Figure 1: The First Paper on Systemic Lupus Erythematosus Nephritis Published
Cathcart ES, Scheinberg MA, Idelson BA, Couser WG. Beneficial effects of methylprednisolone ‘pulse’ therapy in diffuse proliferative lupus nephritis. Lancet. 1976 Jan 24;307(7952):163–166.
Abstract: Seven patients with diffuse proliferative lupus nephritis were subjected to high-dose intravenous methylprednisolone (pulse) therapy. Following the pulse, five patients with rapidly deteriorating renal function improved within three days and their serum-creatinine levels returned to baseline by one month. All seven patients demonstrated reversal of severe immunological abnormalities including increased serum D.N.A. binding, decreased serum C3 levels, and reduced number of T lymphocytes in the peripheral blood. This form of therapy may make it possible to maintain patients with lupus nephritis on lower doses of steroids than is normally feasible.

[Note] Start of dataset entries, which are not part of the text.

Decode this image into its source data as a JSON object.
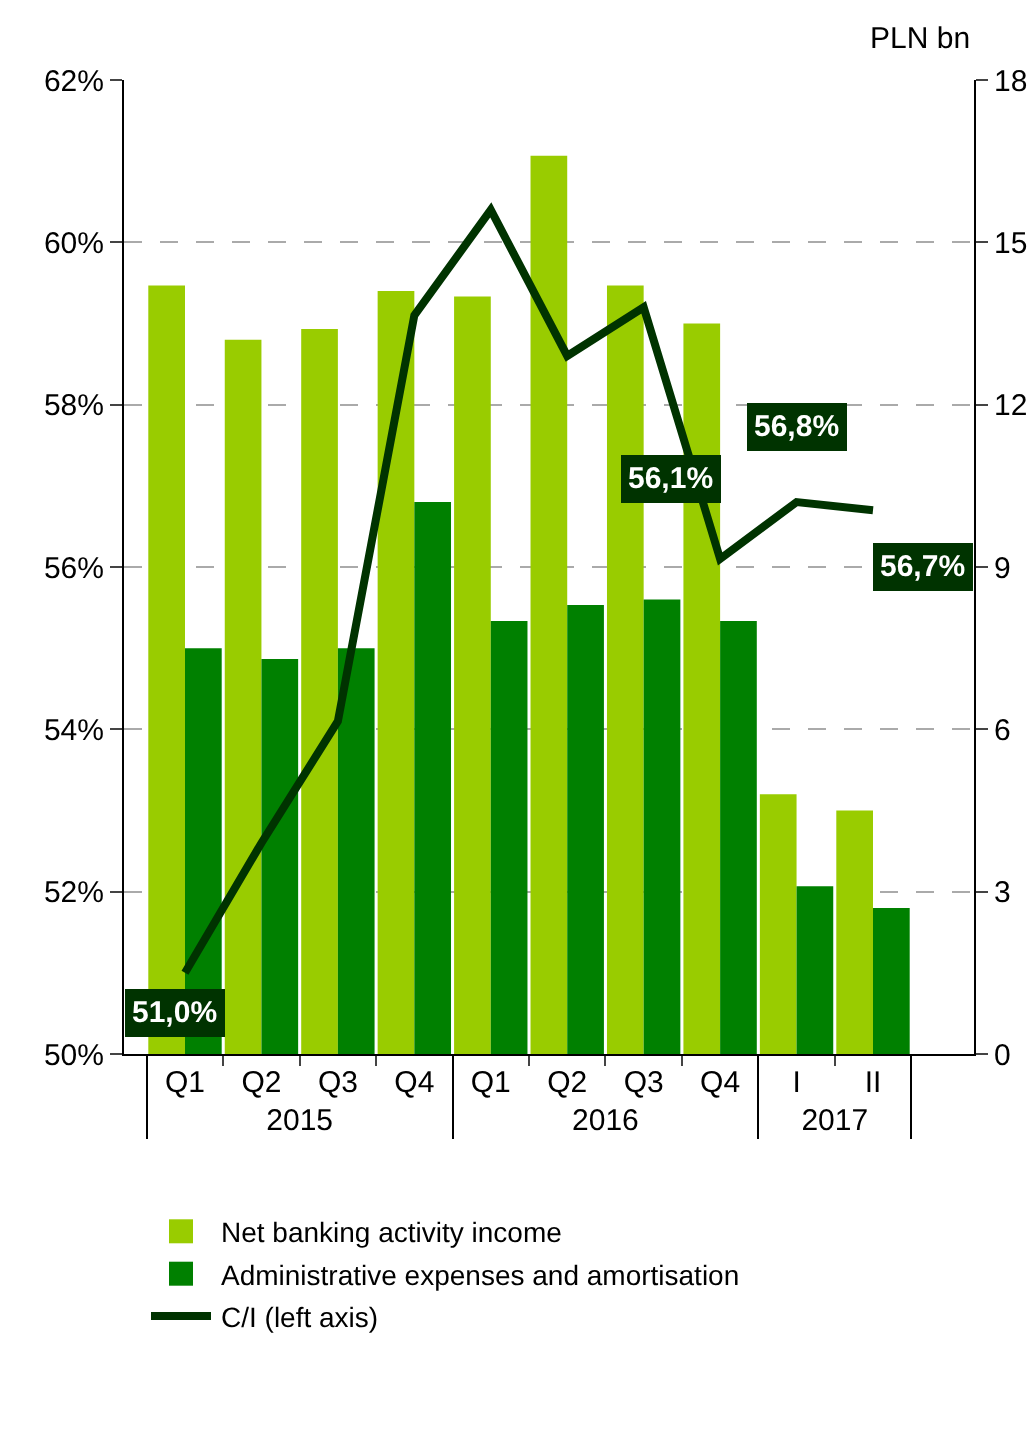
{
  "chart_data": {
    "type": "bar",
    "categories": [
      "Q1",
      "Q2",
      "Q3",
      "Q4",
      "Q1",
      "Q2",
      "Q3",
      "Q4",
      "I",
      "II"
    ],
    "annotations": [
      "2015",
      "2016",
      "2017"
    ],
    "y2label": "PLN bn",
    "series": [
      {
        "name": "Net banking activity income",
        "color": "#99cc00",
        "axis": "y2",
        "values": [
          14.2,
          13.2,
          13.4,
          14.1,
          14.0,
          16.6,
          14.2,
          13.5,
          4.8,
          4.5
        ]
      },
      {
        "name": "Administrative expenses and amortisation",
        "color": "#008000",
        "axis": "y2",
        "values": [
          7.5,
          7.3,
          7.5,
          10.2,
          8.0,
          8.3,
          8.4,
          8.0,
          3.1,
          2.7
        ]
      },
      {
        "name": "C/I (left axis)",
        "type": "line",
        "color": "#003300",
        "values": [
          51.0,
          52.6,
          54.1,
          59.1,
          60.4,
          58.6,
          59.2,
          56.1,
          56.8,
          56.7
        ],
        "value_labels": [
          "51,0%",
          null,
          null,
          null,
          null,
          null,
          null,
          "56,1%",
          "56,8%",
          "56,7%"
        ]
      }
    ],
    "ylim": [
      50,
      62
    ],
    "yticks": [
      {
        "value": 50,
        "label": "50%"
      },
      {
        "value": 52,
        "label": "52%"
      },
      {
        "value": 54,
        "label": "54%"
      },
      {
        "value": 56,
        "label": "56%"
      },
      {
        "value": 58,
        "label": "58%"
      },
      {
        "value": 60,
        "label": "60%"
      },
      {
        "value": 62,
        "label": "62%"
      }
    ],
    "y2lim": [
      0,
      18
    ],
    "y2ticks": [
      0,
      3,
      6,
      9,
      12,
      15,
      18
    ],
    "grid": "y",
    "legend": "bottom"
  }
}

Since the publication of the original paper in 1976, bolus injections of steroids have seen considerable variation in the dose, number, timing and duration of higher doses. Despite 40 years of use, the clarity of the mechanism of action is still, to some extent, unknown. It is well known that pulse therapy is cumulatively less toxic than treatment with continuous oral steroids at lower doses. However, it is also known that pulse therapy may be associated with side effects, and is contraindicated in systemic infections and uncontrolled hypertension. Its use can lead to metabolic disturbances and changes in behavior, requiring adequate monitoring during its use.